MI Firm with $4M prison legal contract had family tie


http://www.freep.com/story/news/politics/2015/02/28/law-fim-prison-legal-contract-family-tie/24193457/

A partner in a law firm that holds a $4.2-million MDOC legal contract is married to a woman who was the department’s registered lobbyist when the contract was extended without bids in 2012 and 2013.

A partner in a Grand Rapids law firm that holds a $4.2-million Michigan Department of Corrections legal contract is married to a former Corrections Department official who was the department’s registered lobbyist when the contract was extended in 2012 and 2013, records show.

The contract was to be extended by another nine months by the State Administrative Board on Tuesday, but the length of the extension was shortened to one month at the request of Gov. Rick Snyder’s office after the Free Press raised questions about the contract in a Tuesday article.

Kevin Peterson is a partner in Peterson Paletta, which in 2009 was awarded the three-year contract to train and oversee inmate “legal writers” who help less-literate inmates draft court filings, including appeals of their convictions and lawsuits related to the conditions of their confinement.

Peterson Paletta was one of four bidders on the original contract and its proposal received the highest score in an analysis that considered prior experience, staffing and other factors.

Peterson’s wife, Jessica, was the legislative liaison in the chief deputy director’s office of the Corrections Department and the department’s registered lobbyist from 2011 until January 2014, according to state records. She then moved to a communications role until she resigned in October 2014, department spokesman Chris Gautz said Friday.

Jessica Peterson did not work for the department when the contract was awarded, disclosed the fact her husband’s firm had a contract with the department when she was hired, as required, and was “too far removed” from the procurement process to have a role in extending the contract, Gautz said.

But an attorney with an Okemos firm said lawyers there have been waiting for years for the contract to come up for bid and even met with Corrections Department Director Dan Heyns in March 2012 to let him know they were interested.

“If you’re going to privatize government services, it should be done on a fair and equitable basis,” said Alexander Rusek of White Law PLLC in Okemos. “They’ve had years to prepare, (yet) it was extended beyond the contract terms on a no-bid basis.”

Kevin Peterson did not respond Friday to telephone and e-mail messages.

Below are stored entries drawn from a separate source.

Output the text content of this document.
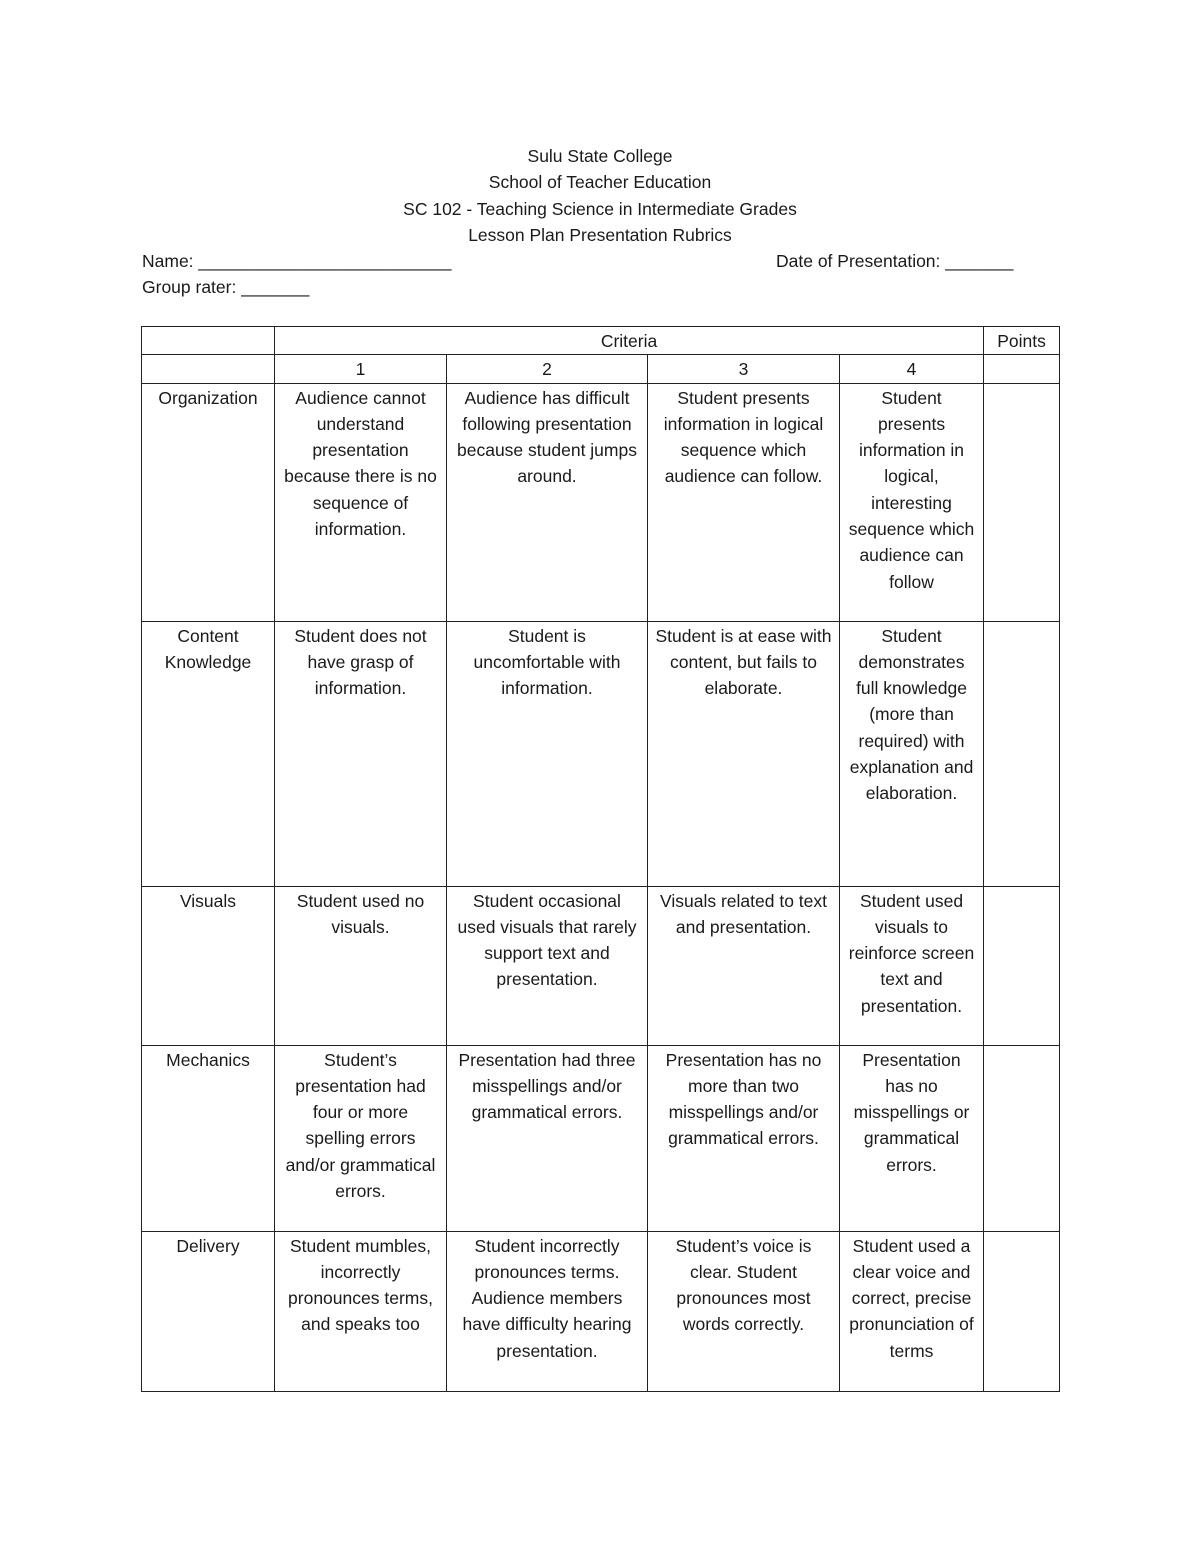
Sulu State College
School of Teacher Education
SC 102 - Teaching Science in Intermediate Grades
Lesson Plan Presentation Rubrics
Name: __________________________	Date of Presentation: _______
Group rater: _______
	Criteria				Points
	1	2	3	4	
Organization	Audience cannot understand presentation because there is no sequence of information.	Audience has difficult following presentation because student jumps around.	Student presents information in logical sequence which audience can follow.	Student presents information in logical, interesting sequence which audience can follow	
Content Knowledge	Student does not have grasp of information.	Student is uncomfortable with information.	Student is at ease with content, but fails to elaborate.	Student demonstrates full knowledge (more than required) with explanation and elaboration.	
Visuals	Student used no visuals.	Student occasional used visuals that rarely support text and presentation.	Visuals related to text and presentation.	Student used visuals to reinforce screen text and presentation.	
Mechanics	Student’s presentation had four or more spelling errors and/or grammatical errors.	Presentation had three misspellings and/or grammatical errors.	Presentation has no more than two misspellings and/or grammatical errors.	Presentation has no misspellings or grammatical errors.	
Delivery	Student mumbles, incorrectly pronounces terms, and speaks too	Student incorrectly pronounces terms. Audience members have difficulty hearing presentation.	Student’s voice is clear. Student pronounces most words correctly.	Student used a clear voice and correct, precise pronunciation of terms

Jessica Peterson could not be reached.

The contract with Peterson Paletta, initially worth $2.3 million over three years, was extended by one year at an added cost of $752,000 in July 2012 and by an additional one year, again for $752,000, in May 2013. The contract, at some point, was extended a third time, for a six-month period from September 2014 through Saturday, at a cost of $376,000, though that third extension was not provided for in the contract and had not received State Administrative Board approval, according to state records.

On Tuesday, the contract was extended a fourth time, despite the fact the contract provides for a maximum of two one-year extensions.

But instead of the nine-month, $564,000 increase requested by the department, which officials said was needed to give the department time to rebid the contract, the State Administrative Board extended the contract only one month, at a cost of $60,000. That was at the request of the governor’s representative on the board, legal counsel James Robert Redford, Snyder spokeswoman Sara Wurfel said. She said the governor’s office felt a one-month extension would be more prudent but wouldn’t elaborate on reasons for the late change.

The board made that change Tuesday, the same day the Free Press published a report highlighting the little-known contract and reporting on criticism of the contract from both a fiscal conservative and an advocate for prisoners’ civil rights.

Jessica Peterson didn’t work for the department in 2009, when the contract was first awarded, though she did work at the Capitol then. In 2009, Peterson worked for two powerful chairmen in the Republican-controlled Senate. She was legislative director for Sen. John Pappageorge, R-Troy, from 2007 until April 2009, and legislative director for Sen. Wayne Kuipers, R-Holland, from April 2009 until December 2010, according to her work history on the social networking site LinkedIn.

Snyder, a Republican, took office in 2011, after the contract was awarded but before its initial three-year term expired.

Gautz said the two optional extensions were granted because the law firm was doing a good job. It’s not clear why the department didn’t move more quickly to get the contract rebid at the end of those extensions, as required, though lack of manpower and delays in getting administrative approval are likely reasons, Gautz said.

“We have multiple kinds of these contracts at various stages, through the department,” Gautz said Friday. “Our policy is to know (when the contract is approaching its end date) and try to get that on the schedule.”

“That didn’t happen in this case, or at least as quickly as we would like,” he said.

Caleb Buhs, a spokesman for the Department of Technology, Management and Budget, said department officials have the authority to extend contracts without board approval if necessary to assure uninterrupted service.

Rusek said his firm believes it can provide better service at a lower price.

Gautz confirmed Rusek met with Heyns in 2012.

Rusek said he wasn’t aware of Peterson Paletta’s connection with a department official, but “any time you have the public and private sectors mixing in that way it causes some concern.”